(Vibiznews – Economy & Business) Federal Reserve AS, sesuai dengan ekspektasi pasar pada Kamis dinihari, memutuskan untuk mempertahankan suku bunga acuannya dalam kisaran 3,5%-3,75%.
Keputusan ini menghentikan tiga penurunan suku bunga seperempat poin persentase berturut-turut, yang disebut sebagai langkah mengatasi potensi penurunan di pasar tenaga kerja.
Komite Pasar Terbuka Federal (FOMC) bank sentral AS meningkatkan penilaiannya terhadap pertumbuhan ekonomi dan juga mengurangi kekhawatirannya tentang pasar tenaga kerja dibandingkan dengan inflasi.

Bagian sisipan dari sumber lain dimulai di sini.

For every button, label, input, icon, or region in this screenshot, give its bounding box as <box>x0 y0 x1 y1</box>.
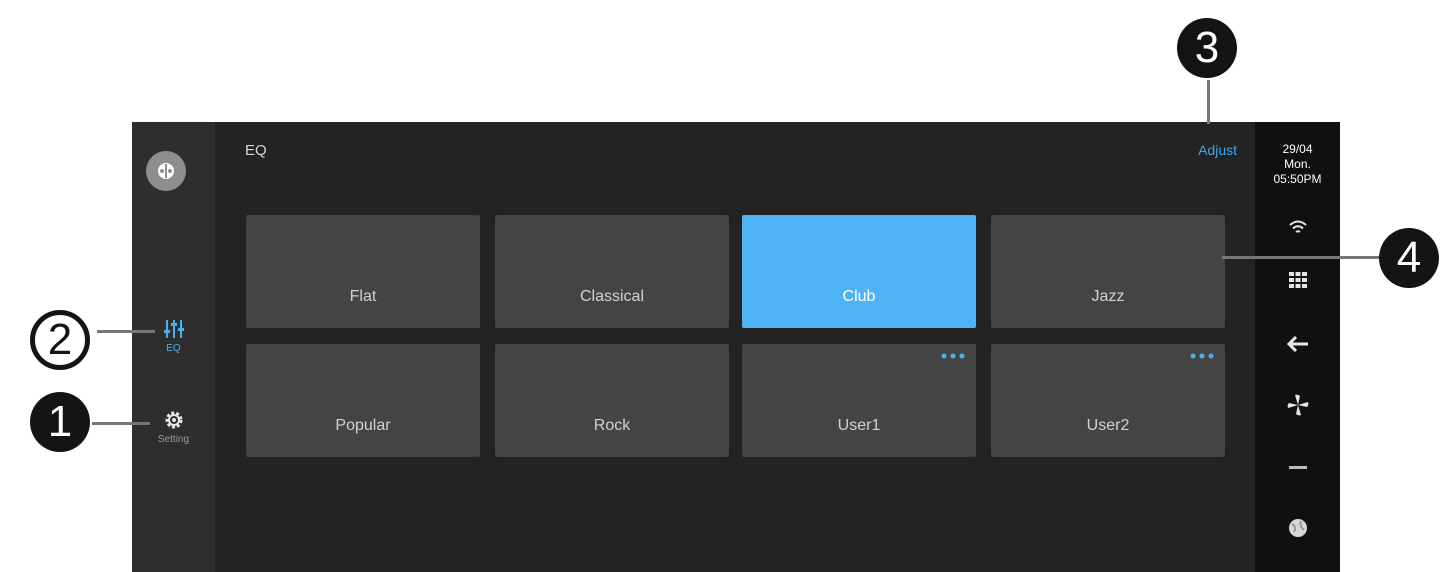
callout-3-leader <box>1207 80 1210 124</box>
callout-4: 4 <box>1379 228 1439 288</box>
callout-2-leader <box>97 330 155 333</box>
callout-2: 2 <box>30 310 90 370</box>
date-text: 29/04 <box>1282 142 1313 156</box>
preset-tile-club[interactable]: Club <box>742 215 976 328</box>
page-title: EQ <box>245 142 267 159</box>
more-options-icon[interactable] <box>940 352 966 360</box>
left-navigation: EQ Setting <box>132 122 215 572</box>
callout-4-leader <box>1222 256 1382 259</box>
more-options-icon[interactable] <box>1189 352 1215 360</box>
preset-label: Flat <box>349 287 377 305</box>
preset-tile-rock[interactable]: Rock <box>495 344 729 457</box>
wifi-icon[interactable] <box>1255 220 1340 236</box>
app-logo[interactable] <box>146 151 186 191</box>
preset-label: Jazz <box>1091 287 1125 305</box>
sidebar-item-label: Setting <box>157 434 190 445</box>
preset-label: Popular <box>335 416 391 434</box>
preset-tile-jazz[interactable]: Jazz <box>991 215 1225 328</box>
head-unit-screen: EQ Setting EQ Adjust Flat Classical Club… <box>132 122 1340 572</box>
day-text: Mon. <box>1284 157 1311 171</box>
back-arrow-icon[interactable] <box>1255 336 1340 352</box>
preset-label: User1 <box>837 416 881 434</box>
preset-tile-flat[interactable]: Flat <box>246 215 480 328</box>
grid-icon[interactable] <box>1255 272 1340 288</box>
eq-main-panel: EQ Adjust Flat Classical Club Jazz Popul… <box>215 122 1255 572</box>
callout-1-leader <box>92 422 150 425</box>
preset-label: User2 <box>1086 416 1130 434</box>
time-text: 05:50PM <box>1273 172 1322 186</box>
preset-label: Rock <box>593 416 631 434</box>
globe-icon[interactable] <box>1255 518 1340 538</box>
callout-1: 1 <box>30 392 90 452</box>
preset-tile-classical[interactable]: Classical <box>495 215 729 328</box>
equalizer-icon <box>163 320 184 338</box>
minus-icon[interactable] <box>1255 466 1340 470</box>
sidebar-item-eq[interactable]: EQ <box>132 319 215 354</box>
adjust-button[interactable]: Adjust <box>1198 142 1237 158</box>
sidebar-item-label: EQ <box>166 343 181 354</box>
logo-icon <box>158 163 174 179</box>
preset-tile-user2[interactable]: User2 <box>991 344 1225 457</box>
sidebar-item-setting[interactable]: Setting <box>132 410 215 445</box>
date-time: 29/04 Mon. 05:50PM <box>1255 142 1340 187</box>
preset-tile-user1[interactable]: User1 <box>742 344 976 457</box>
preset-label: Club <box>842 287 876 305</box>
preset-label: Classical <box>579 287 644 305</box>
gear-icon <box>165 411 182 429</box>
status-bar: 29/04 Mon. 05:50PM <box>1255 122 1340 572</box>
fan-icon[interactable] <box>1255 394 1340 416</box>
preset-tile-popular[interactable]: Popular <box>246 344 480 457</box>
callout-3: 3 <box>1177 18 1237 78</box>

“Indikator yang tersedia menunjukkan bahwa aktivitas ekonomi telah berkembang dengan kecepatan yang solid. Penambahan lapangan kerja tetap rendah, dan tingkat pengangguran menunjukkan beberapa tanda stabilisasi,” kata pernyataan pasca-pertemuan tersebut. “Inflasi tetap agak tinggi.”
Pernyataan tersebut juga menghapus klausul yang menunjukkan bahwa komite melihat risiko yang lebih tinggi dari ancaman melemahnya pasar tenaga kerja daripada inflasi yang meningkat. Hal itu akan mendukung penangguhan pemotongan suku bunga setidaknya dalam jangka pendek karena para pejabat melihat tujuan ganda Fed, yaitu inflasi rendah dan lapangan kerja penuh, lebih seimbang.
Tidak banyak petunjuk tentang apa yang akan terjadi selanjutnya, dengan pasar memperkirakan Fed akan menunggu setidaknya hingga Juni sebelum menyesuaikan suku bunga acuannya lagi.
“Dalam mempertimbangkan sejauh mana dan waktu penyesuaian tambahan terhadap kisaran target untuk suku bunga dana federal, Komite akan dengan cermat menilai data yang masuk, prospek yang berkembang, dan keseimbangan risiko,” kata pernyataan itu, mengulangi bahasa yang dimasukkan pada bulan Desember yang dilihat pasar sebagai pergeseran dari siklus pelonggaran yang dimulai pada September 2025.
Gubernur Stephen Miran dan Christopher Waller memilih menentang penangguhan tersebut, dengan keduanya menganjurkan pemotongan seperempat poin lagi. Ini adalah perbedaan pendapat keempat Miran secara berturut-turut, meskipun sebelumnya ia telah menganjurkan pemotongan suku bunga yang lebih dalam sebesar setengah poin.
Ketua Fed Jerome Powell mengatakan dalam konferensi pers setelah bank sentral mengumumkan keputusannya bahwa prospek ekonomi “jelas membaik sejak pertemuan terakhir” pada bulan Desember, sebuah perkembangan yang menurutnya akan meningkatkan perekrutan dari waktu ke waktu. Fed juga mengatakan dalam sebuah pernyataan bahwa ada tanda-tanda pasar kerja sedang stabil.
Dengan pertumbuhan ekonomi yang sehat dan tingkat pengangguran yang tampaknya stabil, para pejabat Fed kemungkinan melihat sedikit alasan untuk terburu-buru melakukan penurunan suku bunga lebih lanjut.